Secara singkat teori
ini mengajukan bahwa untuk menghindari isolasi dalam isu publik yang penting
(misalnya dukkungan partai politik), banyak orang dipandu oleh apa yang mereka
pikir sebagai opini yang dominan atau yang melemah dalam lingkungan mereka.
Masyarakat cenderung menyembunyikan pandangan mereka jika mereka merasa sebagai
minoritas dan akan lebih memilih untuk mengungkapkan opini jika mereka merasa memiliki
pendapat yang dominan.
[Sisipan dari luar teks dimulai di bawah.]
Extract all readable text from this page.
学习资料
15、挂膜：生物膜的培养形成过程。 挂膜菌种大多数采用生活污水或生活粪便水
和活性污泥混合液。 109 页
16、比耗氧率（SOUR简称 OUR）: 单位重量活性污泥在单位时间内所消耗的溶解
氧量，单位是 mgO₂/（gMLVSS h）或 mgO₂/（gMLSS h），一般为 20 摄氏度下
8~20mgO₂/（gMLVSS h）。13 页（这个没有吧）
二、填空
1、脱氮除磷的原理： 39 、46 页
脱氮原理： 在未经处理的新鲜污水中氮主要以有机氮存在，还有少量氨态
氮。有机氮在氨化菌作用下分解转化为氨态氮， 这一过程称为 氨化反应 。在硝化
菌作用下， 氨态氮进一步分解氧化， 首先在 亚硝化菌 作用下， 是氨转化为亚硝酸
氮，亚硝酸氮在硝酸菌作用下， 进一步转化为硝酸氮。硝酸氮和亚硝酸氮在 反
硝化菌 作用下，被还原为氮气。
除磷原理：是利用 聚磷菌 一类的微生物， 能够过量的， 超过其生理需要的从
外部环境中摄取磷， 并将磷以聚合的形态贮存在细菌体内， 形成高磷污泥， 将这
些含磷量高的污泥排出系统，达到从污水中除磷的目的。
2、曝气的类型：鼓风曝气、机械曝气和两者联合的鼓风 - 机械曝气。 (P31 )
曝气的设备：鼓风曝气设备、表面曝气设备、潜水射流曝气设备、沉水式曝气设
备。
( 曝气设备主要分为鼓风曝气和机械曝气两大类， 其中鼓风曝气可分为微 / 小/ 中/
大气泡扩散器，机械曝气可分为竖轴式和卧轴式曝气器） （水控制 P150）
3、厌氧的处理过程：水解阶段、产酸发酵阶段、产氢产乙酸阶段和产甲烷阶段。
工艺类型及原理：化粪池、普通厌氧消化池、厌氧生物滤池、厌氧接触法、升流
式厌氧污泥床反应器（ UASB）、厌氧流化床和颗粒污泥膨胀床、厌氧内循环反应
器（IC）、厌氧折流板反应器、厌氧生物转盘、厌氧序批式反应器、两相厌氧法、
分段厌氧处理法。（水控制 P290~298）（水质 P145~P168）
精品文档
Hasilnya adalah bahwa pandangan-pandangan tersebut yang
dipersepsikan sebagai dominan mendapatkan lebih banyak pondasi dan pandangan
alternatif akan semakin menjauh. Ini merupakan efek spiral yang
dimaksud.
Dalam konteks masa
kini, poin utamanya adalah bahwa media massa merupakan sumber yang paling siap
diakses untuk mengukur iklim yang ada saat ini, dan jika pandangan tertentu
mendominasi di media, maka pandangan tersebut akan cenderung ditingkatkan dalam
tahap selanjutnya dari pembentukan dan pengungkapan opini.
Efek pihak ketiga
Berkaitan dengan
teori spiral of silence adalah gagasan mengenai efek pihak ketiga dari
media terhadap opini publik yang pertama kali diajukan oleh Davison (1983).
Poin utamanya adalah banyak orang yang sepertinya berpikir bahwa orang lain
dipengaruhi oleh berbagai jenis konten media, tetapi diri mereka sendiri tidak.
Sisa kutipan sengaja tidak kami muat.